This comes from problem 21c of Chapter 7 of Spivak's Calculus 4th Edition.
21c) Find a continuous function $f$ which takes on every value exactly $n$ times, where $n$ is odd.
The solution I came up is $f_n(x)= [ (-1)^{⌊x⌋+⌊\frac{x}{n}⌋}~\cdot~(x-⌊x⌋-\frac{1}{2}) ]+ ⌊\frac{x}{n}⌋ + \frac{1}{2}$
Where $⌊x⌋$ is the floor function.
It seems to work, but I want to prove it works. Well atleast I want to prove it is continuous on $\mathbb{R}$. No idea where to start.

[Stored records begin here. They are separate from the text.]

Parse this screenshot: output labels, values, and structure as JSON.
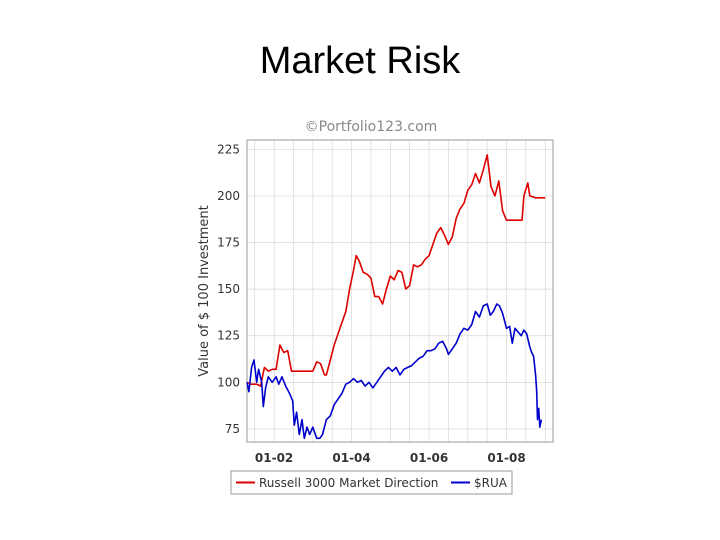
{
  "slide": {
    "title": "Market Risk"
  },
  "chart_data": {
    "type": "line",
    "watermark": "©Portfolio123.com",
    "title": "",
    "xlabel": "",
    "ylabel": "Value of $ 100 Investment",
    "xlim": [
      2001.3,
      2009.2
    ],
    "ylim": [
      68,
      230
    ],
    "yticks": [
      75,
      100,
      125,
      150,
      175,
      200,
      225
    ],
    "xticks": [
      {
        "x": 2002,
        "label": "01-02"
      },
      {
        "x": 2004,
        "label": "01-04"
      },
      {
        "x": 2006,
        "label": "01-06"
      },
      {
        "x": 2008,
        "label": "01-08"
      }
    ],
    "grid": true,
    "legend_position": "bottom",
    "colors": {
      "series1": "#dd0000",
      "series2": "#0000cc",
      "grid": "#d8d8d8",
      "frame": "#9a9a9a",
      "axis_text": "#333333"
    },
    "series": [
      {
        "name": "Russell 3000 Market Direction",
        "points": [
          [
            2001.3,
            100
          ],
          [
            2001.4,
            99
          ],
          [
            2001.55,
            99
          ],
          [
            2001.65,
            98
          ],
          [
            2001.75,
            108
          ],
          [
            2001.85,
            106
          ],
          [
            2001.95,
            107
          ],
          [
            2002.05,
            107
          ],
          [
            2002.15,
            120
          ],
          [
            2002.25,
            116
          ],
          [
            2002.35,
            117
          ],
          [
            2002.45,
            106
          ],
          [
            2002.6,
            106
          ],
          [
            2002.8,
            106
          ],
          [
            2003.0,
            106
          ],
          [
            2003.1,
            111
          ],
          [
            2003.2,
            110
          ],
          [
            2003.3,
            104
          ],
          [
            2003.35,
            104
          ],
          [
            2003.45,
            112
          ],
          [
            2003.55,
            120
          ],
          [
            2003.65,
            126
          ],
          [
            2003.75,
            132
          ],
          [
            2003.85,
            138
          ],
          [
            2003.95,
            150
          ],
          [
            2004.05,
            160
          ],
          [
            2004.12,
            168
          ],
          [
            2004.2,
            165
          ],
          [
            2004.3,
            159
          ],
          [
            2004.4,
            158
          ],
          [
            2004.5,
            156
          ],
          [
            2004.6,
            146
          ],
          [
            2004.7,
            146
          ],
          [
            2004.8,
            142
          ],
          [
            2004.9,
            150
          ],
          [
            2005.0,
            157
          ],
          [
            2005.1,
            155
          ],
          [
            2005.2,
            160
          ],
          [
            2005.3,
            159
          ],
          [
            2005.4,
            150
          ],
          [
            2005.5,
            152
          ],
          [
            2005.6,
            163
          ],
          [
            2005.7,
            162
          ],
          [
            2005.8,
            163
          ],
          [
            2005.9,
            166
          ],
          [
            2006.0,
            168
          ],
          [
            2006.1,
            174
          ],
          [
            2006.2,
            180
          ],
          [
            2006.3,
            183
          ],
          [
            2006.4,
            179
          ],
          [
            2006.5,
            174
          ],
          [
            2006.6,
            178
          ],
          [
            2006.7,
            188
          ],
          [
            2006.8,
            193
          ],
          [
            2006.9,
            196
          ],
          [
            2007.0,
            203
          ],
          [
            2007.1,
            206
          ],
          [
            2007.2,
            212
          ],
          [
            2007.3,
            207
          ],
          [
            2007.4,
            214
          ],
          [
            2007.5,
            222
          ],
          [
            2007.6,
            205
          ],
          [
            2007.7,
            200
          ],
          [
            2007.8,
            208
          ],
          [
            2007.9,
            192
          ],
          [
            2008.0,
            187
          ],
          [
            2008.2,
            187
          ],
          [
            2008.4,
            187
          ],
          [
            2008.45,
            200
          ],
          [
            2008.55,
            207
          ],
          [
            2008.6,
            200
          ],
          [
            2008.75,
            199
          ],
          [
            2009.0,
            199
          ]
        ]
      },
      {
        "name": "$RUA",
        "points": [
          [
            2001.3,
            100
          ],
          [
            2001.35,
            95
          ],
          [
            2001.42,
            108
          ],
          [
            2001.48,
            112
          ],
          [
            2001.55,
            100
          ],
          [
            2001.6,
            107
          ],
          [
            2001.68,
            100
          ],
          [
            2001.72,
            87
          ],
          [
            2001.78,
            97
          ],
          [
            2001.85,
            103
          ],
          [
            2001.95,
            100
          ],
          [
            2002.05,
            103
          ],
          [
            2002.12,
            99
          ],
          [
            2002.2,
            103
          ],
          [
            2002.3,
            98
          ],
          [
            2002.4,
            94
          ],
          [
            2002.48,
            90
          ],
          [
            2002.52,
            77
          ],
          [
            2002.58,
            84
          ],
          [
            2002.65,
            72
          ],
          [
            2002.72,
            80
          ],
          [
            2002.78,
            70
          ],
          [
            2002.85,
            76
          ],
          [
            2002.92,
            72
          ],
          [
            2003.0,
            76
          ],
          [
            2003.1,
            70
          ],
          [
            2003.18,
            70
          ],
          [
            2003.25,
            72
          ],
          [
            2003.35,
            80
          ],
          [
            2003.45,
            82
          ],
          [
            2003.55,
            88
          ],
          [
            2003.65,
            91
          ],
          [
            2003.75,
            94
          ],
          [
            2003.85,
            99
          ],
          [
            2003.95,
            100
          ],
          [
            2004.05,
            102
          ],
          [
            2004.15,
            100
          ],
          [
            2004.25,
            101
          ],
          [
            2004.35,
            98
          ],
          [
            2004.45,
            100
          ],
          [
            2004.55,
            97
          ],
          [
            2004.65,
            100
          ],
          [
            2004.75,
            103
          ],
          [
            2004.85,
            106
          ],
          [
            2004.95,
            108
          ],
          [
            2005.05,
            106
          ],
          [
            2005.15,
            108
          ],
          [
            2005.25,
            104
          ],
          [
            2005.35,
            107
          ],
          [
            2005.45,
            108
          ],
          [
            2005.55,
            109
          ],
          [
            2005.65,
            111
          ],
          [
            2005.75,
            113
          ],
          [
            2005.85,
            114
          ],
          [
            2005.95,
            117
          ],
          [
            2006.05,
            117
          ],
          [
            2006.15,
            118
          ],
          [
            2006.25,
            121
          ],
          [
            2006.35,
            122
          ],
          [
            2006.45,
            118
          ],
          [
            2006.5,
            115
          ],
          [
            2006.6,
            118
          ],
          [
            2006.7,
            121
          ],
          [
            2006.8,
            126
          ],
          [
            2006.9,
            129
          ],
          [
            2007.0,
            128
          ],
          [
            2007.1,
            131
          ],
          [
            2007.2,
            138
          ],
          [
            2007.3,
            135
          ],
          [
            2007.4,
            141
          ],
          [
            2007.5,
            142
          ],
          [
            2007.58,
            136
          ],
          [
            2007.66,
            138
          ],
          [
            2007.75,
            142
          ],
          [
            2007.82,
            141
          ],
          [
            2007.9,
            137
          ],
          [
            2008.0,
            129
          ],
          [
            2008.08,
            130
          ],
          [
            2008.15,
            121
          ],
          [
            2008.22,
            129
          ],
          [
            2008.3,
            127
          ],
          [
            2008.38,
            125
          ],
          [
            2008.45,
            128
          ],
          [
            2008.52,
            126
          ],
          [
            2008.6,
            119
          ],
          [
            2008.65,
            116
          ],
          [
            2008.7,
            114
          ],
          [
            2008.75,
            104
          ],
          [
            2008.78,
            95
          ],
          [
            2008.8,
            80
          ],
          [
            2008.83,
            86
          ],
          [
            2008.86,
            76
          ],
          [
            2008.9,
            80
          ]
        ]
      }
    ]
  }
}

Any suggestions?
Continuity of $f_n$
For $x \in [kn + i, kn+i + 1)$ with $(n,i) \in \mathbb Z \times \{0, \dots, n-1\}$ you have $\lfloor x \rfloor = kn+i$, $\lfloor \frac{x}{n} \rfloor = k$ and
$$\begin{aligned}f_n(x) &= \left[(-1)^{k(n+1)+i}\left(x-kn-i -\frac{1}{2}\right)\right] + k + \frac{1}{2}\\ &= \left[(-1)^{i}\left(x-kn-i -\frac{1}{2}\right)\right] + k + \frac{1}{2} \end{aligned}$$ and therefore for $x \in [kn + i, kn+i + 1)$
$$f_n(x) = \begin{cases} x-kn-i+k &\text{ for } i \text{ even}\\ -x+kn+i+k+1 &\text{ for } i \text{ odd} \end{cases}$$
Based on that we get for $i$ even
$$\lim\limits_{x \to (kn+i+1)^-} f_n(x)= k+1 = f_n(kn+i+1)$$ and for $i$ odd
$$\lim\limits_{x \to (kn+i+1)^-} f_n(x)= k= f_n(kn+i+1).$$
Knowing that $f_n$ is continuous on all intervals $(kn + i, kn+i + 1)$, this allows to conclude that $f_n$ is continuous on each interval $(kn, k(n+1))$ with $k \in \mathbb Z$. As
$$\lim\limits_{x \to kn^-} f_n(x)=k= f_n(kn)$$ we can finally conclude that $f_n$ is continuous on $\mathbb R$.
Values taken by $f_n$
This can also be seen directly from the study of the continuity and the values taken on each interval on which $f_n$ is linear.